Levels of VAR2CSA-specific IgG were assessed by ELISA as previously described⁶⁸. In brief, 96-well flat-bottom microtiter plates (Nunc MaxiSorp, Thermo Fisher Scientific) were coated overnight at 4 °C with full-length VAR2CSA (100 ng/well in PBS). Monoclonal antibody (0.08–10 μg/mL) or plasma samples (1:400) were added in duplicate, followed by washing and horseradish peroxidase-conjugated rabbit anti-human IgG (1:3,000; Dako).
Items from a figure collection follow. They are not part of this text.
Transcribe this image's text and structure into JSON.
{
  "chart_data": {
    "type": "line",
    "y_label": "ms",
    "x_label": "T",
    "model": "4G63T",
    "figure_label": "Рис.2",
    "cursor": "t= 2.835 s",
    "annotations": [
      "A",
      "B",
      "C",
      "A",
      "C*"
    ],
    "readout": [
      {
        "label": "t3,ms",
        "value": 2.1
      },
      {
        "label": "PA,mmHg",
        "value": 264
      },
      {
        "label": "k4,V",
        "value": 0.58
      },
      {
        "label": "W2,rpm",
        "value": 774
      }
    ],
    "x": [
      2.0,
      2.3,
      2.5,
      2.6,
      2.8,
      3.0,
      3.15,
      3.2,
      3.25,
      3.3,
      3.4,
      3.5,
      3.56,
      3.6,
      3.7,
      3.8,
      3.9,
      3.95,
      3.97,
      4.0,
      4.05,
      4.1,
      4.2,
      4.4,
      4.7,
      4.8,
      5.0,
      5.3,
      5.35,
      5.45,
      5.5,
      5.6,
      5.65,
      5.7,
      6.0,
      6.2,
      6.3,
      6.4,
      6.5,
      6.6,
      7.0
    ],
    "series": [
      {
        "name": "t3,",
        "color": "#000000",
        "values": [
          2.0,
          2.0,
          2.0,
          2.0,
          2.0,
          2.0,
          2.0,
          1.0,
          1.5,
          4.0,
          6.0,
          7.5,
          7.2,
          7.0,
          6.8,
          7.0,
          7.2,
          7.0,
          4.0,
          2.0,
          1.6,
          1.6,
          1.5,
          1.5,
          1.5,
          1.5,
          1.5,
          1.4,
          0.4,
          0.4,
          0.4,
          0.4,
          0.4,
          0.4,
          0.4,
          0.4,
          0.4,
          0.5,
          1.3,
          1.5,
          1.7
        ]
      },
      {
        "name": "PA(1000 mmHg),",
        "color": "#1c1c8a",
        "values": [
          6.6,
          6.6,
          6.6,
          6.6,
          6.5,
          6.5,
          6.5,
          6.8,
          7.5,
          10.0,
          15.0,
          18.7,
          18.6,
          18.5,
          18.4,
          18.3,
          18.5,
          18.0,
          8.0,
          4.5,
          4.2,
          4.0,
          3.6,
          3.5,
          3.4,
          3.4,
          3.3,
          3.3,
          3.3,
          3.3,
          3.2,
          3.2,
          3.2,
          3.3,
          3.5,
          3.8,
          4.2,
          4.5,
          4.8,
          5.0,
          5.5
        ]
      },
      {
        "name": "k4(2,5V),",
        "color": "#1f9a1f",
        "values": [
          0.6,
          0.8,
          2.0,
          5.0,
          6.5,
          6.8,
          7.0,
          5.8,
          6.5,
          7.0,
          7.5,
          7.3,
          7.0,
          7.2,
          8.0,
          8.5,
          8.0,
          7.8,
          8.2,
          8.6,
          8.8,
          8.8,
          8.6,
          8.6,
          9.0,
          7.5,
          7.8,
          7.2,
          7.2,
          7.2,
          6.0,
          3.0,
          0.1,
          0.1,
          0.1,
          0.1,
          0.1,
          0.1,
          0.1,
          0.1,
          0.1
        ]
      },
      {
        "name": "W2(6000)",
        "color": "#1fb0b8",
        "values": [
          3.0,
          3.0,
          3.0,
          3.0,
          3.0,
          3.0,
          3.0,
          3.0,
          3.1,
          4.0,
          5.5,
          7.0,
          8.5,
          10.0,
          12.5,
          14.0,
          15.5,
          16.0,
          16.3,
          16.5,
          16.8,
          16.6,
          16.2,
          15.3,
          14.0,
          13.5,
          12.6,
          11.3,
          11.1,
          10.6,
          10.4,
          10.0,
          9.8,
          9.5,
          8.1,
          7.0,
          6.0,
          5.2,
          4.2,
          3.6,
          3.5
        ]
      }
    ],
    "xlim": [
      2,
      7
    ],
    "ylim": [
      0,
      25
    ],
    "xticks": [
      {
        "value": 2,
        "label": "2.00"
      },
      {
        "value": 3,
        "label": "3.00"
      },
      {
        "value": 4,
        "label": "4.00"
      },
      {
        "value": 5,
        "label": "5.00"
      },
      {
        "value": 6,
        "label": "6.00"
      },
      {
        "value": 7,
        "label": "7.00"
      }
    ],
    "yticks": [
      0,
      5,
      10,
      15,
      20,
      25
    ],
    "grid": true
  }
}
Bound antibodies were detected by adding TMB PLUS2 (Eco-Tek), and the reaction stopped by the addition of 0.2 M H₂SO₄. The optical density (OD) was read at 450 nm and the specific antibody levels were calculated in arbitrary units (arb. units), using the equation 100 × [(OD_SAMPLE − OD_BLANK)/(OD_POS.CTRL − OD_BLANK)].

Antibody‑dependent cellular cytotoxicity (ADCC) assay

Degranulation-induced CD107a expression in response to IgG bound to plastic-immobilized antigen is a convenient marker of NK-cell ADCC⁶⁹. Here, we coated 96-well flat-bottom microtiter plates (Nunc MaxiSorp; Thermo Fisher Scientific) overnight at 4 °C with full-length VAR2CSA (100 ng/well in PBS⁶⁸). Following 1 h blocking with PBS containing 1% Ig-free bovine serum albumin (BSA) (1% PBS-BSA), plasma samples (1:20) or PAM1.4 variants (0.08–10 µg/mL) were added for 1 h at 37 °C. After washing, 1.6 × 10⁵ NK92 cells stably expressing CD16a and GFP⁷⁰ were added to each well. In addition, anti-human CD107a-PE (1:40; H4A3 clone; BD Biosciences), 10 μg/mL brefeldin A (Sigma-Aldrich), and 2 µM monensin (Sigma-Aldrich) were added, and the cells incubated for 4 h at 37 °C. Cells were then centrifuged and stained with near-IR fixable Live/Dead dye (Invitrogen), followed by data acquisition on a FACS LSRII flow cytometer (BD Biosciences), and analysis with FlowLogic software (version8.3; Inivai Technologies, Australia). Wells with antigen and NK cells, but without antibody were included in all experiments to control for unspecific activation. Plasma samples from four Danish non-pregnant women without malaria exposure and purified human IgG (Sigma-Aldrich) were included as negative controls. Example of the gating strategy is provided as Supplementary Information (Supplementary Fig. 6)

Statistical tests

Statistical analyses were performed using R: A Language and Environment for Statistical Computing (Version 3.5.2). Performed tests are mentioned in the text. All performed tests were two-sided and tests for normal distribution of data were performed where applicable.

Ethics statement

Collection of biological samples for this study was approved by the Institutional Review Board of Noguchi Memorial Institute for Medical Research, University of Ghana (study 038/10-11) by the Regional Research Ethics Committees, Capital Region of Denmark (protocol H-4-2013-083), by the Academic Medical Center Institutional Medical Ethics Committee of the University of Amsterdam, by the Ethics Committee of the Medical Faculty and the University Clinics of the University of Tubingen, and by the German Regulatory authorities. The study was conducted in adherence to the International Council for Technical Requirements for Human Use guidelines and the principles of the Declaration of Helsinki. Written informed consent was obtained from all participants before enrollment.

Reporting summary

Further information on research design is available in the Nature Research Reporting Summary linked to this article.

Source data

Source Data ^{(83.4KB, xlsx)}

Author contributions

M.D.L., C.E.v.d.S., L.H., and G.V. conceptualized the study. M.F.O., L.H., and G.V. acquired funding. M.D.L., M.L.-P., J.N., M.W., L.H., and G.V. performed the investigations presented in this study. E.K.D., P.A., B.M., A.S., M.A.N., M.F.O., N.T.N., and A.M. supplied study material. M.D.L., L.H., and G.V. wrote the original draft which was reviewed and edited by all authors.

Data availability

The liquid chromatography mass spectrometry data generated in this study have been deposited in the MassIVE database under accession code MSV000088060. Further data that support the findings of this study are available from the corresponding author upon reasonable request. Data regarding the original vaccination study are available from ClinicalTrial.gov ID: NCT02647489. Source data are provided with this paper.

Competing interests

The authors declare no competing interests.

Supplementary information

The online version contains supplementary material available at 10.1038/s41467-021-26118-w.